11 August, 2009

More progress on Kyrandia 1 Amiga

Today I started to implement more differences in the Kyrandia 1 Amiga code. I finally got the GUI colors to work. Here is an screenshot of the text input field of the GUI.


Fixing up the colors of the GUI was quite easy. It was just a matter of changing some color values if the game platform is set to Amiga. The Amiga GUI uses color 17 for the background, and the colors 18 and 31 for the outlines. Color 18 is also used for the text field input background.
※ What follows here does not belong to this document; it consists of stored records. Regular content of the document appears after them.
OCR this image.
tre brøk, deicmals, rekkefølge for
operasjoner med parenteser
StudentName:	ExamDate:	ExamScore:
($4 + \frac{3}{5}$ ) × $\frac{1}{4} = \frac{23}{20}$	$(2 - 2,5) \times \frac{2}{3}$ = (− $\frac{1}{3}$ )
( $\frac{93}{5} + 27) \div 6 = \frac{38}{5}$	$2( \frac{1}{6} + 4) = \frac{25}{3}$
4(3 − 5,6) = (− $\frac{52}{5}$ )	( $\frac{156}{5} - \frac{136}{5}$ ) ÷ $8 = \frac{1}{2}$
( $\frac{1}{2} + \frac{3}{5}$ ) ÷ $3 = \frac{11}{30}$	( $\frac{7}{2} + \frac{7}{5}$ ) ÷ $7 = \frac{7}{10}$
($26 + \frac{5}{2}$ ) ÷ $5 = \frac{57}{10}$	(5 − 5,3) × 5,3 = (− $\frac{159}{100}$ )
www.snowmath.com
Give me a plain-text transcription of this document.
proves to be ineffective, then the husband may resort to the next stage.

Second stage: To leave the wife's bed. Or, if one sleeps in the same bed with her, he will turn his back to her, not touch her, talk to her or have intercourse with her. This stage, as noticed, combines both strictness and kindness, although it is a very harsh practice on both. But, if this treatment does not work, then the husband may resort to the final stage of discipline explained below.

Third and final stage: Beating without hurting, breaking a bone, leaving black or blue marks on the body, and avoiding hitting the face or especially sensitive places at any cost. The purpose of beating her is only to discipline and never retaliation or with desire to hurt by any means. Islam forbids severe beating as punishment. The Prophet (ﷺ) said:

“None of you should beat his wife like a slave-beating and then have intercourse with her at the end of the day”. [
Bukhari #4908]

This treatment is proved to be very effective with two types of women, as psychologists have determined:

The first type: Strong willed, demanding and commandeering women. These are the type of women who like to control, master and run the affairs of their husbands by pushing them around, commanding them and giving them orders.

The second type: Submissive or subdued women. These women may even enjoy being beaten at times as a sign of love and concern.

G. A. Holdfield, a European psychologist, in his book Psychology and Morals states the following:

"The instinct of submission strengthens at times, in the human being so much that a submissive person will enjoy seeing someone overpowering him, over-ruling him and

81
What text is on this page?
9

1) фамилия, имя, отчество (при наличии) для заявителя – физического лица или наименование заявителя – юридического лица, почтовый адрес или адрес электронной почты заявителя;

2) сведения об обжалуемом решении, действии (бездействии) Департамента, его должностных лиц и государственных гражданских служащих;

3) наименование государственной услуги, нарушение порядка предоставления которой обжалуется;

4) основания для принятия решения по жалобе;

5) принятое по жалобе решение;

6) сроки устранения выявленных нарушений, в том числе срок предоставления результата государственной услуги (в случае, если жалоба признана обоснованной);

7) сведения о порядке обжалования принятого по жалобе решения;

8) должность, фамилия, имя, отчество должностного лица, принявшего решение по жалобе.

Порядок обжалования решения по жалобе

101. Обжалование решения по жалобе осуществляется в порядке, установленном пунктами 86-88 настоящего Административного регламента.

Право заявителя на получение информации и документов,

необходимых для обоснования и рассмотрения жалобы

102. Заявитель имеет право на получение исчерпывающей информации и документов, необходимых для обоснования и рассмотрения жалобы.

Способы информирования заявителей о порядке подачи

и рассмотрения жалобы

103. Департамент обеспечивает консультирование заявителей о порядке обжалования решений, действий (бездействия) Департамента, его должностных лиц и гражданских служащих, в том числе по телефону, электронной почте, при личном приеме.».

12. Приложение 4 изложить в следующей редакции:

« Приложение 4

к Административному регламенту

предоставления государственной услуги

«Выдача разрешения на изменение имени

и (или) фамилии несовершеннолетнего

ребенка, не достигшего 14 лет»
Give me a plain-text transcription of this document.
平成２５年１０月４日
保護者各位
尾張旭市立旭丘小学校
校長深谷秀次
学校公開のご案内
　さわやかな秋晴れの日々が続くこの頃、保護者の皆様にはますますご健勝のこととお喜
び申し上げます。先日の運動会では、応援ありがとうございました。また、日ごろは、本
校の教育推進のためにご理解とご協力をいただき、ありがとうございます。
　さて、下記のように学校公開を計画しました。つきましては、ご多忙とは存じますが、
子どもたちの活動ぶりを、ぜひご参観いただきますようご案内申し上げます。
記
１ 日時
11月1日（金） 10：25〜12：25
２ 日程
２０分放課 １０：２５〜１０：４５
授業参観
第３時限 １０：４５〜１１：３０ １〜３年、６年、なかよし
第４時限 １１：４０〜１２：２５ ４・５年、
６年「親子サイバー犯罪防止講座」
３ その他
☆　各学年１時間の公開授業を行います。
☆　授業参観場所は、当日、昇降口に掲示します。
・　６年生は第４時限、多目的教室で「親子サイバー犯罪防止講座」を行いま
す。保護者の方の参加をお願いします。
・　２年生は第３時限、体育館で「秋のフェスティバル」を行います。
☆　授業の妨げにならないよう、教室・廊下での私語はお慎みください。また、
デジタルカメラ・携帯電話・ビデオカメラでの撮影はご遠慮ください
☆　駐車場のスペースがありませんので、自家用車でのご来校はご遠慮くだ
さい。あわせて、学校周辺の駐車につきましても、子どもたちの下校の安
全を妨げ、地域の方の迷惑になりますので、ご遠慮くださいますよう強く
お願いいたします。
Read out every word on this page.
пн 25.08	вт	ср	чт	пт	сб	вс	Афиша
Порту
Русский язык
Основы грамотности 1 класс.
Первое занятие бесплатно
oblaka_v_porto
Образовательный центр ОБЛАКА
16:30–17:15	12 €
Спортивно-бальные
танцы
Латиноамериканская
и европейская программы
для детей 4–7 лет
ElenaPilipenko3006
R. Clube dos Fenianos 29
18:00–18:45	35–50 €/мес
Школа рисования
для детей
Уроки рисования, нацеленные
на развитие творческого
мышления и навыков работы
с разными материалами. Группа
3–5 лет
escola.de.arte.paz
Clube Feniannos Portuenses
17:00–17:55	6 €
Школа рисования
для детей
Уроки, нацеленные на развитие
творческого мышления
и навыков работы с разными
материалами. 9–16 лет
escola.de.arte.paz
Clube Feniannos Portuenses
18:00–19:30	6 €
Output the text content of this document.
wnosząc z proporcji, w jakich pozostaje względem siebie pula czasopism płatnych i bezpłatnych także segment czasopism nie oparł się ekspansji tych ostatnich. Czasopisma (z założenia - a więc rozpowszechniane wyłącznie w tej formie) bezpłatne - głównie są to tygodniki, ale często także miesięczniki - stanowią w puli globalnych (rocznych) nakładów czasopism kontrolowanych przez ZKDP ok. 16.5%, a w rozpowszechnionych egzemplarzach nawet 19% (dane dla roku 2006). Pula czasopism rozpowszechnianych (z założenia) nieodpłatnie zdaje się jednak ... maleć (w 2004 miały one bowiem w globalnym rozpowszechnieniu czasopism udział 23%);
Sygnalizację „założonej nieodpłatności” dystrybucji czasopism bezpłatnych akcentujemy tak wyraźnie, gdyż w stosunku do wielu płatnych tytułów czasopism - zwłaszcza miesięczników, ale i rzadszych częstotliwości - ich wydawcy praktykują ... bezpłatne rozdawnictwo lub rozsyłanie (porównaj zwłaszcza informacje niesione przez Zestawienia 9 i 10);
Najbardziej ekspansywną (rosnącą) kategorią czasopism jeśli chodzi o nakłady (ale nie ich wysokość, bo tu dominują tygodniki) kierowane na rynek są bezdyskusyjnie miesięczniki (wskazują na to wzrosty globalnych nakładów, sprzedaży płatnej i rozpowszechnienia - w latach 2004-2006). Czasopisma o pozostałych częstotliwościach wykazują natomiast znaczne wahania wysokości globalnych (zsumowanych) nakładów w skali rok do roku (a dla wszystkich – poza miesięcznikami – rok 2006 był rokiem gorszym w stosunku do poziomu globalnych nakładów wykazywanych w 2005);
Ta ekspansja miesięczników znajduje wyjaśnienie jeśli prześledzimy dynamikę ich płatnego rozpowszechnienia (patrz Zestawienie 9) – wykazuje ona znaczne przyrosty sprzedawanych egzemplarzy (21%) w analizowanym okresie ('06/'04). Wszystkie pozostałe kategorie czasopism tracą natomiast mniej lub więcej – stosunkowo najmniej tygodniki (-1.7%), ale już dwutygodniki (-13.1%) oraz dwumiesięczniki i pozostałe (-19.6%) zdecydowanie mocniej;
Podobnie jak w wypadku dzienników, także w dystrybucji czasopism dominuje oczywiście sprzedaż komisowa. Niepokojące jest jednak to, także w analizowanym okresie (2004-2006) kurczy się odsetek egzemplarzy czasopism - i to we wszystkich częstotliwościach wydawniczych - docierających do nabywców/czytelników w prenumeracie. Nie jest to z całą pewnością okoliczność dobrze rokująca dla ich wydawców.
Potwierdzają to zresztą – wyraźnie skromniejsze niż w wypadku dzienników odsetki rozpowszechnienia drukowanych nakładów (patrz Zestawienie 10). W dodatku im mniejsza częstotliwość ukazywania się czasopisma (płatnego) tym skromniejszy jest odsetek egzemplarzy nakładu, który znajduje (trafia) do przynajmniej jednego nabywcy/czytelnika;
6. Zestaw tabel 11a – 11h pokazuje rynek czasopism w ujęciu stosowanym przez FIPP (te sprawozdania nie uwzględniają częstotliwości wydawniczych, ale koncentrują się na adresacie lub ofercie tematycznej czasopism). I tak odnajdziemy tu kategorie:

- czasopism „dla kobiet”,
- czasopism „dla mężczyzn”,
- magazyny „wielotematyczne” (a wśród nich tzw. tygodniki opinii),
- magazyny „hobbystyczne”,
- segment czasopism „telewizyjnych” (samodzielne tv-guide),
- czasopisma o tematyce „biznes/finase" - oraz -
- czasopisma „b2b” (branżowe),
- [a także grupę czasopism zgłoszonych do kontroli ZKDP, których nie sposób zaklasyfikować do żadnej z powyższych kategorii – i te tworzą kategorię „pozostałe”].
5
What was more work was to get the GUI strings to work. It turned out that the extraction routines, which extracted the strings from the original executable, were bugged. The Amiga version does use padding bytes now and then, so all strings start at even addresses. After I fixed proper handling of that, it worked just fine.

I was also able to implement palette differences for all opcodes I tested so far. This resulted in the grotto to be working now. Before I implemented the differences ScummVM always crashed, because the code tried to access non existent data. Funny here is that while the DOS version contained the special palettes in the executable, the Amiga version goes a much nicer way: All the special palettes are placed inside "PALETTE.DAT". This saved me some time finding the correct executable offsets for extraction. Now the fireberry glow palette for example works, which handles darkening of the grotto scenes, depending on the brightest fireberry in the scene and/or the players inventory. Here are some screenshots for that feature:


As you can see the brighter the fireberries are, the brighter the scene's color is.

The Will-O-Wisp also uses a special palette in the grotto. At first I thought it would work out of the box with the aforementioned changes, but sadly the Will-O-Wisp code has hardcoded palette handling, so I had to adjust that too. A little side note: I noticed that, when I wanted to make an screenshot of it for this blog entry ;-). Here comes a screenshot for the Will-O-Wisp in the grotto:


If I caught all palette differences, the game might be completable now. I probably missed some bits though. Of course there might be some other differences in the Amiga version, which might render the game not completable, but seeing how nice it worked so far, I doubt that is the case.

For the people interested why the palette differences might render the game not completable: I have an object / class handling palettes in the code. To catch all palette differences this code does assert out when the client code tries to access colors outside of the palette scope. This makes ScummVM quit when the code tries for example to use color 250 in a 32 color palette, which only offers colors 0 to 31. Of course that assertion also helps to catch out of bounds access in general cases too. So if now there is still a place I missed, which has hardcoded palette access based on the 256 color version, ScummVM will quit and that might render the game not completable. Of course that only applies if it is a critical point, which has to be passed, like for example the fireberry glow palette of the grotto was.

I also started to look a little bit into the outro / credits code. After implementing the differences, the outro works fine. The fewer colors of the Amiga version are noticeable here though. For example the Amiga version does not offer any Kyragem fading effects, as far as I can tell. I do not have any screenshot for that yet though, I will post some, when I really played the game till that point, instead of just using the ScummVM debugger for cheating ;-). The credits show up, but there are graphical glitches, like text not being aligned properly. I will need to take a look into that soon.